On a final note, I must admit that one reason I’m thrilled that autumn is here is because I get to start knitting heavier knits! Yay yay! I mean, I love my socks and stuff, but I’m really looking forward to getting some serious work done on an alpaca scarf I just started. And my EZLN Fingerless Gloves just rock. For the knitters among my audience, I’m Minnow on Ravelry, but I don’t have any real pictures up. I need to do that. And I’ll try!


But I want to GO!!!

June 20, 2008

*heavy, heavy sigh*

I’ve been planning for months, months, people, to go to the Black Sheep Gathering in Eugene.  It is wonderful, with fabulous people, wonderful products, the best bookstore in the same city and a great drive.  I love Black Sheep.  Really, so much cool stuff it’s not even funny, with a cool city to explore and everything.  And I have been planning on going for probably the last six months.  Up until about 9pm this evening, as a matter of fact, when my dad and I calculated how much it would cost me to go, not counting fiber purchases.

$60-70.

In gas alone.

Which isn’t much until you realize that the next weekend I’m driving to Portland for a week, coming down for three days, and promptly heading back up for the last weekend of my church Campmeeting, during which time I will not be working and not earning money to pay bills.  And I only have about $600 to cover the gas for those trips (at least $160), my food costs (heaven only knows), bills for the latter half of the month (around $75 to $150, but did I mention Port Angeles, WA, at the end of July?), not to mention any incidentals (Portland has some sweet yarn stores.  And great restaurants.  And bakeries.  And other stores.  Like Powell’s.).

So, as much as I desperately want to go, I am going to probably have to face up to the fact that…. I can’t afford it.  It’s my own fault for mismanaging my finances (therapy is expensive!  Who knew?!) and indulging my need for easy gratification (and this without growing up with television) and expensive food.

But, as my dad said, think how much more yarn I can buy with that money in Portland.

But there won’t be Ravelers in Portland.  I mean, not in such concentrated doses.  But I can buy more yarn.  Stupid oil.  Stupid war.  Stupid people, for crying out loud.  As I have said before, why can’t we all just get along????  And yes, I do know the answer to that, it was rhetorical.


Mountain Man Knitting

June 17, 2008

World Wide Knit In Public Day was on Saturday an I am here to report my contribution! I went up to the Little Butte Mountain Man Rendezvous in the lovely woods of southern Oregon to hang out with my dad for pre-Father’s Day, and of course, I took my knitting along! After all, what quasi-historical re-enactment would be complete with knitting? I’ll hopefully get some pictures, but at this point you’re going to have to take my word for it.

I joined my dad, uncle and two cousins, older cousin, friend of my uncle, and a friend of my dad for the day and got to shoot a muzzleloader for the first time… and it was so much fun!!! According to the men I work with, my coolness factor has gone up substantially since they found out I can shoot. I sucked severely at the trail shoot (since holding up a muzzleloader is a lot harder than holding up a modern rifle) but redeemed myself on the fort shoot, where I had something to rest the barrel of the rifle on and my hand didn’t start shaking after a few seconds. I’ve always maintained that the ability to shoot is genetic, and events like this usually serve to confirm that, when my family takes awards in every category they enter! I need to get Dad to let me start practicing so I can take the ladies category….

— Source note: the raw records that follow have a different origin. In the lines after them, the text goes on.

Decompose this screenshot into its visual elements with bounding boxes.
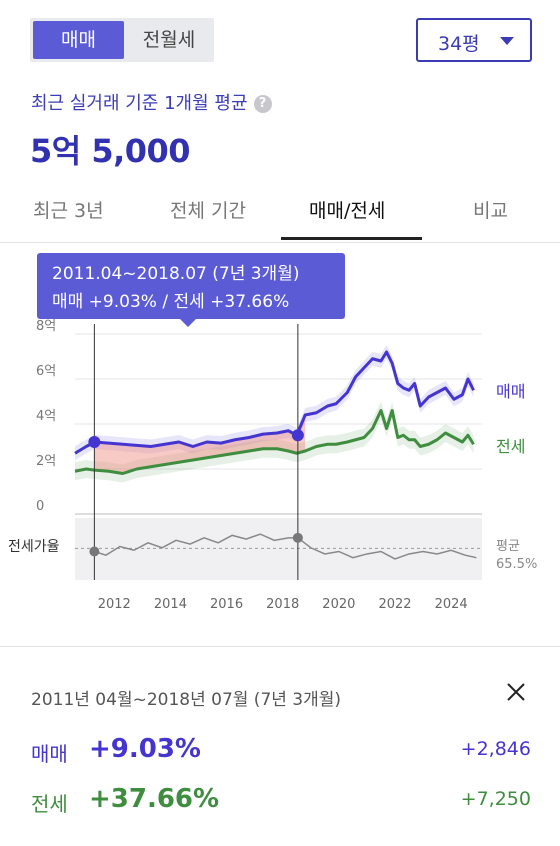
ratio-avg-value: 65.5% — [496, 557, 537, 572]
detail-row-lease: 전세 +37.66% +7,250 — [31, 784, 531, 818]
detail-sale-label: 매매 — [31, 742, 68, 766]
legend-sale: 매매 — [496, 382, 525, 401]
sale-marker-dot — [291, 429, 304, 442]
x-tick-label: 2020 — [322, 597, 355, 612]
lease-line — [74, 409, 475, 475]
y-tick-label: 4억 — [36, 409, 56, 424]
active-tab-underline — [281, 237, 422, 240]
detail-sale-pct: +9.03% — [89, 734, 201, 764]
sale-range-band — [75, 345, 474, 461]
average-price-value: 5억 5,000 — [30, 132, 191, 170]
x-tick-label: 2024 — [435, 597, 468, 612]
ratio-avg-label: 평균 — [496, 539, 520, 554]
average-price-label: 최근 실거래 기준 1개월 평균? — [31, 89, 272, 115]
y-tick-label: 0 — [36, 499, 44, 514]
section-divider — [0, 646, 560, 647]
question-circle-icon[interactable]: ? — [253, 95, 272, 113]
tab-compare[interactable]: 비교 — [473, 200, 508, 222]
ratio-marker-dot — [292, 532, 303, 543]
average-price-label-text: 최근 실거래 기준 1개월 평균 — [31, 93, 248, 114]
ratio-label: 전세가율 — [8, 539, 60, 555]
sale-line — [74, 350, 475, 455]
tab-recent-3y[interactable]: 최근 3년 — [33, 200, 104, 222]
chevron-down-icon — [500, 37, 514, 45]
tab-sale-lease[interactable]: 매매/전세 — [309, 200, 386, 222]
y-tick-label: 2억 — [36, 454, 56, 469]
y-tick-label: 6억 — [36, 364, 56, 379]
ratio-line — [94, 533, 477, 560]
close-icon[interactable] — [505, 681, 527, 703]
x-tick-label: 2012 — [98, 597, 131, 612]
size-dropdown-value: 34평 — [438, 33, 480, 55]
tooltip-arrow — [180, 319, 196, 327]
chart-grid — [75, 333, 482, 515]
period-tabs: 최근 3년 전체 기간 매매/전세 비교 — [0, 186, 560, 243]
y-tick-label: 8억 — [36, 319, 56, 334]
detail-lease-pct: +37.66% — [89, 784, 220, 814]
size-dropdown[interactable]: 34평 — [416, 18, 532, 62]
sale-marker-dot — [88, 436, 101, 448]
detail-sale-amount: +2,846 — [460, 738, 531, 760]
tab-all-period[interactable]: 전체 기간 — [170, 200, 246, 222]
tab-sale[interactable]: 매매 — [33, 21, 124, 59]
x-tick-label: 2014 — [154, 597, 187, 612]
price-chart[interactable]: 0 2억 4억 6억 8억 2012 2014 2016 2018 2020 2022 2024 매… — [0, 244, 560, 624]
detail-lease-label: 전세 — [31, 792, 68, 816]
tooltip-summary: 매매 +9.03% / 전세 +37.66% — [52, 292, 290, 312]
detail-lease-amount: +7,250 — [460, 788, 531, 810]
legend-lease: 전세 — [496, 437, 525, 456]
x-tick-label: 2018 — [266, 597, 299, 612]
detail-row-sale: 매매 +9.03% +2,846 — [31, 734, 531, 768]
detail-period: 2011년 04월~2018년 07월 (7년 3개월) — [31, 690, 342, 710]
x-tick-label: 2016 — [210, 597, 243, 612]
tooltip-range: 2011.04~2018.07 (7년 3개월) — [52, 264, 300, 284]
detail-panel: 2011년 04월~2018년 07월 (7년 3개월) 매매 +9.03% +… — [0, 648, 560, 846]
selection-tooltip: 2011.04~2018.07 (7년 3개월) 매매 +9.03% / 전세 … — [37, 253, 345, 319]
tab-lease[interactable]: 전월세 — [142, 29, 196, 51]
ratio-band-background — [75, 518, 482, 580]
ratio-marker-dot — [89, 546, 100, 557]
x-tick-label: 2022 — [378, 597, 411, 612]
trade-type-toggle: 매매 전월세 — [30, 18, 214, 62]
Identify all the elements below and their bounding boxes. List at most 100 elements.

I met a lovely lady up there with a spinning wheel and we had a good long shop talk and she’s going to send me a link to a roving merchant… or a merchant who sells roving. Yeah. Anyway, I’m thinking that it might be fun once I’m a little more proficient with the ol’ wheel to take it along and get some spinning done. That way, if we ever graduate to primitive camp (no anachronism allowed) I can knit with appropriate yarn!